To bridge the gaps between powerful Graph Neural Networks (GNNs) and lightweight Multi-Layer Perceptron (MLPs), GNN-to-MLP Knowledge Distillation (KD) proposes to distill knowledge from a well-trained teacher GNN into a student MLP. In this paper, we revisit the knowledge samples (nodes) in teacher GNNs from the perspective of hardness, and identify that hard sample distillation may be a major performance bottleneck of existing graph KD algorithms. The GNN-to-MLP KD involves two different types of hardness, one student-free knowledge hardness describing the inherent complexity of GNN knowledge, and the other student-dependent distillation hardness describing the difficulty of teacher-to-student distillation. However, most of the existing work focuses on only one of these aspects or regards them as one thing. This paper proposes a simple yet effective Hardness-aware GNN-to-MLP Distillation (HGMD) framework, which decouples the two hardnesses and estimates them using a non-parametric approach. Finally, two hardness-aware distillation schemes (i.e., HGMD-weight and HGMD-mixup) are further proposed to distill hardness-aware knowledge from teacher GNNs into the corresponding nodes of student MLPs. As non-parametric distillation, HGMD does not involve any additional learnable parameters beyond the student MLPs, but it still outperforms most of the state-of-the-art competitors. HGMD-mixup improves over the vanilla MLPs by 12.95% and outperforms its teacher GNNs by 2.48% averaged over seven real-world datasets.

Figures (5)

• Figure 1: (a) Accuracy rankings of three teacher GNNs (GCN, SAGE, and GAT) and corresponding student MLPs on seven datasets. (b) Accuracy fluctuations of the teacher GCN and student MLP w.r.t temperature coefficient $\tau$ on the Cora dataset. (c) Histogram of the information entropy of GNN knowledge for those samples misclassified by student MLPs on the Cora dataset.

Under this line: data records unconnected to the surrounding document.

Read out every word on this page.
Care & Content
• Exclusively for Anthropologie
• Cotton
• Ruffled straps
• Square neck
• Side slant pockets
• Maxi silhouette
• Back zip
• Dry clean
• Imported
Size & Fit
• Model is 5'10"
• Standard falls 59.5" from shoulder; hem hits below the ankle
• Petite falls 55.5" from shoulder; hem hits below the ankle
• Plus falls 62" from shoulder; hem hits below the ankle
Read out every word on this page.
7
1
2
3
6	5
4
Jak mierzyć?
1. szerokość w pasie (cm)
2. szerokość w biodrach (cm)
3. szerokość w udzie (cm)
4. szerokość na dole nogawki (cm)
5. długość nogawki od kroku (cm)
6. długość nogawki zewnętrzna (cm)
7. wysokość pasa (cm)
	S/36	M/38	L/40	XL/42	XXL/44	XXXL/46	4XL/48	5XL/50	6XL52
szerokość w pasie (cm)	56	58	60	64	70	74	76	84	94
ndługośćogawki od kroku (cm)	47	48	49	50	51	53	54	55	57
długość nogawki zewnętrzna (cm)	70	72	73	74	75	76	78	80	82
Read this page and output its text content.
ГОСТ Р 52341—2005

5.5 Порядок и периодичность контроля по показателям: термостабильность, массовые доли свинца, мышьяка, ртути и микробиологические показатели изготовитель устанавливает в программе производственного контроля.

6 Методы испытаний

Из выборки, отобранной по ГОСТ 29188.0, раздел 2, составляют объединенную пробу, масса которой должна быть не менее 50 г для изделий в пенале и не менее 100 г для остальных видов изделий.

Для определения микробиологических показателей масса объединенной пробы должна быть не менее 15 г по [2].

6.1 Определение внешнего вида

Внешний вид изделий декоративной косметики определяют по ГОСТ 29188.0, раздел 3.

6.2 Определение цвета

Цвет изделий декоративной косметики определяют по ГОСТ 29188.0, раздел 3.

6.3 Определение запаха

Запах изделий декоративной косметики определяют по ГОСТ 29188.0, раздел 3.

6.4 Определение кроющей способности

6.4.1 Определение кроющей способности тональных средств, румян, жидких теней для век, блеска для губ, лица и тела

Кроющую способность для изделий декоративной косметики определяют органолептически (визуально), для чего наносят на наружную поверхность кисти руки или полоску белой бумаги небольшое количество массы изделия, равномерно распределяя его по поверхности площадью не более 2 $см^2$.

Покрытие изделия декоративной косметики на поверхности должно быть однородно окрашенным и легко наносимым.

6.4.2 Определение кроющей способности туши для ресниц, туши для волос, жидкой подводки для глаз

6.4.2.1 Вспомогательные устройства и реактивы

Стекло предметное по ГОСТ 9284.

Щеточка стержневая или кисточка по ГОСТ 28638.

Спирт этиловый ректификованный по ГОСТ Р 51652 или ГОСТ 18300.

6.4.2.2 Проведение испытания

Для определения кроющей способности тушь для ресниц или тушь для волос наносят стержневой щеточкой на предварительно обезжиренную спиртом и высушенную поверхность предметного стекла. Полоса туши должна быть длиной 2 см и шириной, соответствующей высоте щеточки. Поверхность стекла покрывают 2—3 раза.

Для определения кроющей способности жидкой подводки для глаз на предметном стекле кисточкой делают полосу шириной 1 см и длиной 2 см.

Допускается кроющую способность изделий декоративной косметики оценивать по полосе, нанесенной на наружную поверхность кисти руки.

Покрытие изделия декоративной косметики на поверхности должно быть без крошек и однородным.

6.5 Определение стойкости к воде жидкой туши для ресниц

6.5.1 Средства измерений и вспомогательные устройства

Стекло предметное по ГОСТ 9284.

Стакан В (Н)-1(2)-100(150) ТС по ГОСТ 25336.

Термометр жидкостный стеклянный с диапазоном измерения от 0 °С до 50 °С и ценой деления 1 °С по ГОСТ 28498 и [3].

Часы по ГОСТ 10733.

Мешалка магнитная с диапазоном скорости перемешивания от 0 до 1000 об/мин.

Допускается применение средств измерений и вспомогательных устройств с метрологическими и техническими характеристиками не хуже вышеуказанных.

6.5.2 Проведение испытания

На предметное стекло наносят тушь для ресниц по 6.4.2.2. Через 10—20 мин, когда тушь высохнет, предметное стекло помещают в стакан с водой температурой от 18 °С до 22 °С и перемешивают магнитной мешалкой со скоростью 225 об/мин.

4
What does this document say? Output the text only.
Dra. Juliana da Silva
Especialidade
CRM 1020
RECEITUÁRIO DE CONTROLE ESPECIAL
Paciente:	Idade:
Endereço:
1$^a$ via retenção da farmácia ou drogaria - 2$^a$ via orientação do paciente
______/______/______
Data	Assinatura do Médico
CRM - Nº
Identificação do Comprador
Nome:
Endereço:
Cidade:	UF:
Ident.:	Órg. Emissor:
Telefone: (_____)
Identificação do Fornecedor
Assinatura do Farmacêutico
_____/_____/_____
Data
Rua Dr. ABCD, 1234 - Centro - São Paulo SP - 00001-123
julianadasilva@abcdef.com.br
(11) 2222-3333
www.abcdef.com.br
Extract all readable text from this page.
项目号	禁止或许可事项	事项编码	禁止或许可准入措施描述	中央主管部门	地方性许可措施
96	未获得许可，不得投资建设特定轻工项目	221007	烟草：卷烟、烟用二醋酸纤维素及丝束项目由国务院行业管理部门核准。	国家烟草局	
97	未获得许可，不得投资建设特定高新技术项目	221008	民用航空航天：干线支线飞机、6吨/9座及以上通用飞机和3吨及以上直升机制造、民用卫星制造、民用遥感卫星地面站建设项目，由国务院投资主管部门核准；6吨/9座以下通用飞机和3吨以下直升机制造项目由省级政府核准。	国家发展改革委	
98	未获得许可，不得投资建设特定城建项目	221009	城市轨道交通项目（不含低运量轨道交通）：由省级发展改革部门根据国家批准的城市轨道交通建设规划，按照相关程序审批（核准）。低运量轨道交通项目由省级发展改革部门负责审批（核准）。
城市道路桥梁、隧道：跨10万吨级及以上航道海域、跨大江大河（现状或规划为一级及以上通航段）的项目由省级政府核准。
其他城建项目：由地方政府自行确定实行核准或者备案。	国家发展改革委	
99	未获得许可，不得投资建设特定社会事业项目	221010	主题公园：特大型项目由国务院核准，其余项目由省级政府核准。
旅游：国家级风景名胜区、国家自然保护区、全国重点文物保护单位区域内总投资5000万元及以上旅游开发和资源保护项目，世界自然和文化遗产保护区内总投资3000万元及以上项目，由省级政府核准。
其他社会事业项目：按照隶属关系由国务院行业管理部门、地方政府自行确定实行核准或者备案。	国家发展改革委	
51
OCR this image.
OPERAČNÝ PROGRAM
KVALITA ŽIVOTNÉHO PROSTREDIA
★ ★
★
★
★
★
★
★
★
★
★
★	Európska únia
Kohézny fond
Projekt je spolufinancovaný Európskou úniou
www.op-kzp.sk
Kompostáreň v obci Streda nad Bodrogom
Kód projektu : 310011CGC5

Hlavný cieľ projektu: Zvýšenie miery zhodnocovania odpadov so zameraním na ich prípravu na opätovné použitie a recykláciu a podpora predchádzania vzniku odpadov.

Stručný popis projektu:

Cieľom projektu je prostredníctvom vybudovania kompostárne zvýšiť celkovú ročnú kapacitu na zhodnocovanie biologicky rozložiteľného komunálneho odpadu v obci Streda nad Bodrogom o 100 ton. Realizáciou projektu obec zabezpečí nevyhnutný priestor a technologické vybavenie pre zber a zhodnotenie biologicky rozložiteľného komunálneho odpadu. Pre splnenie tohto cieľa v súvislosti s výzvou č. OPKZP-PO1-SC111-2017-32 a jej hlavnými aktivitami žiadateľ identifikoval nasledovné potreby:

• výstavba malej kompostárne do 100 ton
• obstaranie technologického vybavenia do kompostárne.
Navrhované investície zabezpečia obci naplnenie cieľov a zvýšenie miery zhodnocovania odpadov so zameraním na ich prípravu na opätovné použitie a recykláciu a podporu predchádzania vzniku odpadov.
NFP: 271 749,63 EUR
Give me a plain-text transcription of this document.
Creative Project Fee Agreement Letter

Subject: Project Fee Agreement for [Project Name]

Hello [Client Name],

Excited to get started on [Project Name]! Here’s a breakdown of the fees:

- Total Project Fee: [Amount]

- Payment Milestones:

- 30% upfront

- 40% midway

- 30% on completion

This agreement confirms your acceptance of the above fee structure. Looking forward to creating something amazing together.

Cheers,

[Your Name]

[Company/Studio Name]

• Figure 2: Classification accuracy of several representative GNN-to-MLP distillation methods for simple samples (bottom 50% hardness) and hard samples (top 50% hardness).
• Figure 3: Illustration of the hardness-aware GNN-to-MLP KD (HGMD) framework, which consists of two main components: (1) hardness-aware subgraph extraction; and (2) two hardness-aware distillation schemes (HGMD-weight and HGMD-mixup).
• Figure 4: Visualizations of three GNN knowledge samples of different hardness levels (Low / Middle / High), where the node and edge colors indicate the hardness of knowledge samples and the sampling probability, and the color bars are on the right.
• Figure 5: (ab) 3D histogram of the sampling probability of neighboring nodes w.r.t their hardness, hardness of the target node, and their cosine similarity to the target on Cora. (c) Training curves for the average entropy of student MLPs and the average size of sampled subgraphs on Cora. (d) Ratio of connected nodes sampled symmetrically and asymmetrically among all edges.